Teria a atenção dada a Veiros pelos nossos dois monarcas origem na preocupação de povoar a zona? É possível, tanto mais que a região marinhoa foi mais tardiamente ocupada que todas as restantes freguesias do actual concelho de Estarreja, sendo ainda certo que o povoamento era na época uma das principais razões para fazer-se uma carta de aforamento. D. Sancho até teve como cognome “o povoador”. A ser assim faltaria talvez uma diferenciação de imposto em relação às terras a arrotear, tal como se passou depois debaixo da autoridade do Mosteiro de Arouca. Desconhecemos, por outro lado, qual a extensão aproximada de Veiros na época em análise, embora pareça não ser muito diferente da actual: para nascente estavam as terras de Antuã a norte do rio, e para poente, não muito longe, as de Pardelhas, onde nessa altura deveria ter jurisdição o juiz da Feira, embora não por muitos anos.

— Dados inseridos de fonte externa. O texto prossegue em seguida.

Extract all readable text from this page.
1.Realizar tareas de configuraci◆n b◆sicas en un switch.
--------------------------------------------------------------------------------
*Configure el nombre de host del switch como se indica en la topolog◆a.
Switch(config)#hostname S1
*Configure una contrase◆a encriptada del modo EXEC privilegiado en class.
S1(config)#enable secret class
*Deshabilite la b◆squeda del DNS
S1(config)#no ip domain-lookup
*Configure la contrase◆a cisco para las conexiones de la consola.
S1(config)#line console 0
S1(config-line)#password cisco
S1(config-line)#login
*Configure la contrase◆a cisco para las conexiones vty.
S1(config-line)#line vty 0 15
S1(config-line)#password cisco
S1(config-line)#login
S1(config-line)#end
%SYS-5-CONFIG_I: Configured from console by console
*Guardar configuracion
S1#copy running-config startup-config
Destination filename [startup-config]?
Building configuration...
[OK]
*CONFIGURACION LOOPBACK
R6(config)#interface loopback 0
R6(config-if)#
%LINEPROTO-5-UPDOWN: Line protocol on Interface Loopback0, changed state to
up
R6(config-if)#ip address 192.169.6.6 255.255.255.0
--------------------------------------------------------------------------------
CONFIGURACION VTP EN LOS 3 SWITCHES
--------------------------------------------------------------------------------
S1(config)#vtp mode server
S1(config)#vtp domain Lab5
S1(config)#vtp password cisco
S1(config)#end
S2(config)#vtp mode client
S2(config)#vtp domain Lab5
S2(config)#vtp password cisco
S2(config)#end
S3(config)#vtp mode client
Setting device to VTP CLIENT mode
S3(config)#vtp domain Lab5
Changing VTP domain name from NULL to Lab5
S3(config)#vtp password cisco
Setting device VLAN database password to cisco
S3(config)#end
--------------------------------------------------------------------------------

Podia portanto Veiros abarcar os lugares da Murtosa e do Monte, sendo que os de Pardelhas e Ribeiro teriam diferente autoridade. Isto embora entre o podia e o deveria ainda seja larga a distância. Supomos ser possível encontrar mais informação importante noutra documentação medieval, sendo de interesse geral, entre outra, a publicação das chancelarias de todos os reis da primeira dinastia, o que facilitaria algum trabalho a quem não pode deslocar-se regularmente a Lisboa nem tem financiamento para estes estudos locais. Na Inquirição de Afonso IV no Couto de Antuã e Avanca, em 1334, a primeira testemunha do rei é de Veiros. Muito mais tarde, aquando do primeiro censo português, em 1527, a povoação compreendia 34 vizinhos, o que não lhe atribui posição de relevo no panorama regional.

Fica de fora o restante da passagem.